With Valentine’s Day fast approaching, gentlemen all over the Western world can sit back and relax, content in the knowledge they’ve already picked out the perfect gift for their lady.
For those who haven’t gotten around to finding that bon cadeau, follow these 10 commandments and look like you’ve been planning for months. It’ll be a gentleman’s secret.
There’s no feeling quite like finding exactly the right dress or piece of jewelry for your lady, unless you count the realization you have no idea what you’re doing. Know not one, but all of her measurements. And I mean all of them:
- Basics, in cm and in: bust, hips, waist, leg inseam, height, weight
- Clothing, in number (2, 4, etc.) and alphanumeric (S, M, etc.): tops/shirts, dresses, jeans/pants, blazers and jackets
- Sexy details: band size, cup size, her preferred bra type (push up, full, demi, etc.) and panty (thong, boyleg, etc.)
- Accessories: shoes, boots and — for you lucky chaps willing to take the plunge — rings
How do you get this information? Well, a gentleman will ask, and ask directly. It won’t ruin any surprises if you ask for all of them.
Give in to details
Is she always fashionably late? Does she laugh at your corny jokes? Will she get you two in trouble every time you’re together?
Every lady is different, and it’s those small details that make us men love them. The old adage states “It’s the thought that counts,” and it doesn’t mean give a macaroni necklace. It means give her a gift that speaks to the unique personality that keeps you enchanted.
She knows what she needs
There’s cute, and then there’s practical. Some gifts that keep on giving are the ones she uses straight away. Pay attention and find out what aspects of her life could be made easier through the perfect gift instead of a total frivolity.
What do you mean?
A rule every gentleman should live by is “The truth shall set you free.” If you give a gift, be sure you are being honest about what it really means. Let that corset and matching garters set say “You’re a goddess,” not “Meet you in the bedroom.”

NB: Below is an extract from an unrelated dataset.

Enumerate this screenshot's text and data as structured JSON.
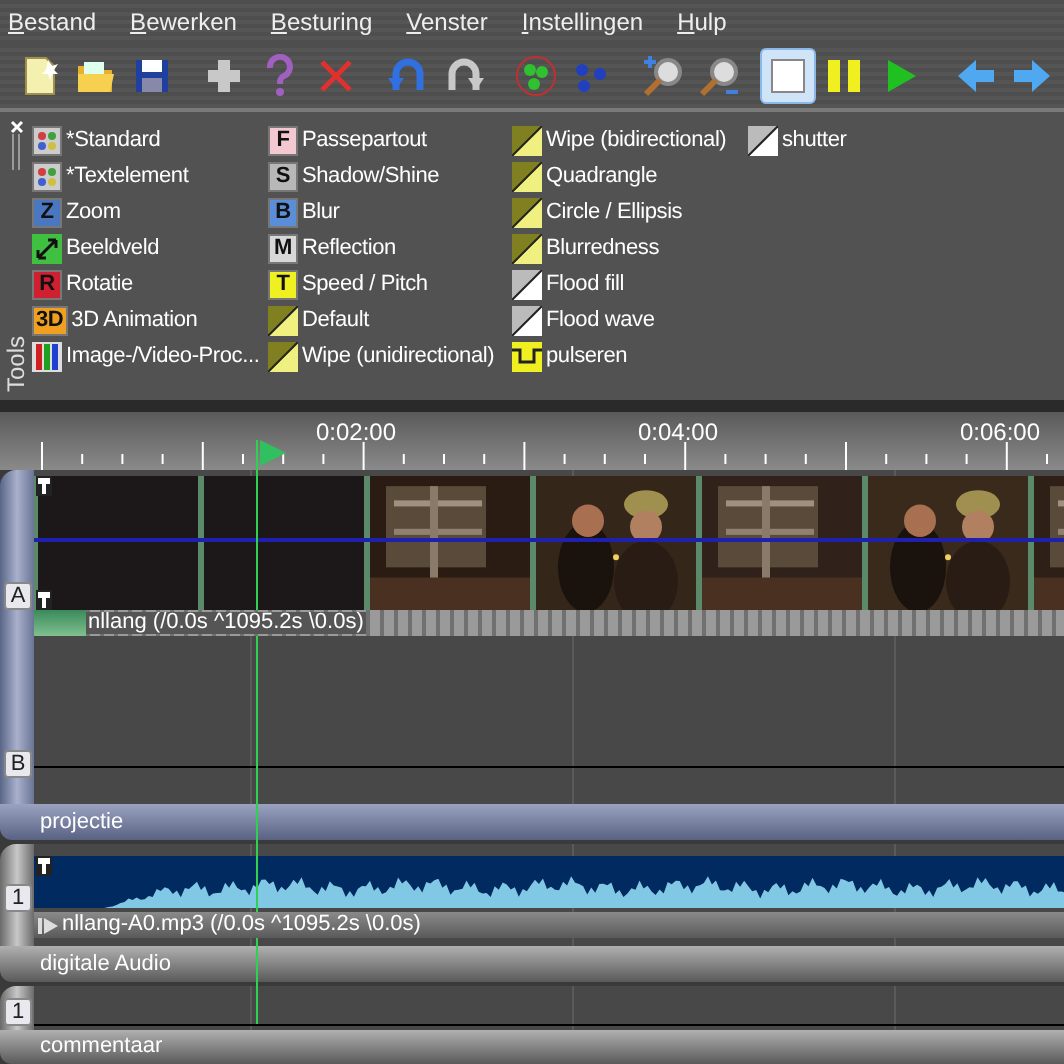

However, a subtext a gentleman can always get away with is the subtle reminder. Try getting your lady something she can wear daily — a simple necklace or a daily carry-all — that will remind her of you every time she has it with her. Or brags to her friends about it.
Presentation is everything
Please, please avoid the same gift wrapping you used for Christmas. How a gift looks is almost as important as what it is; add a flourish to how you give it to her and your lady will love it more than ever. And on Valentine’s Day, take this rule even further — a gentleman is always well-groomed and looking sharp.
Much like being aware of her finer details, a gentleman must also try to know and understand his lady’s “big picture.” If she’s wild and free-spirited, feel free to go for that punky studded leather belt or concert tickets to her favourite artist. But don’t give a modest lady leopard-print panties, lest she think you’ve got her figured out completely wrong.
The build up
Nothing sets the mood for receiving a gift than… setting the mood. Build up the tension with vague texts, off-hand hints and cap it off with a date night. People tend to project their memories of when they got a gift onto it, so really amp up the excitement, romance and sweetness so she won’t soon forget what a gentleman you are.
Be sure you know the difference between spoiling a lady that deserves it — and trying to buy her affections. If you find yourself doing the latter, try to find a gift that enhances and strengthens your relationship until you can get to the former.
It’s antiquated thinking that gentlemen must be the ones always working to win a lady’s affections. Relationships are a two-way street. At minimum, a gentleman should expect reciprocity four times a year — his birthday, the holidays, your anniversary and Valentine’s Day. If your lady doesn’t tend to you despite you taking time out for her, you might want to consider moving on.
As a corollary, the best gifts are the ones that make her feel special and you enjoy giving.
Someone told me years ago that a gentleman may be in a lot of relationships over the course of his life, and she in hers. But should you always attempt to make the time she spent with you special, she’ll think back on it as the happiest moments of her life. And that’s a good enough reason, isn’t it?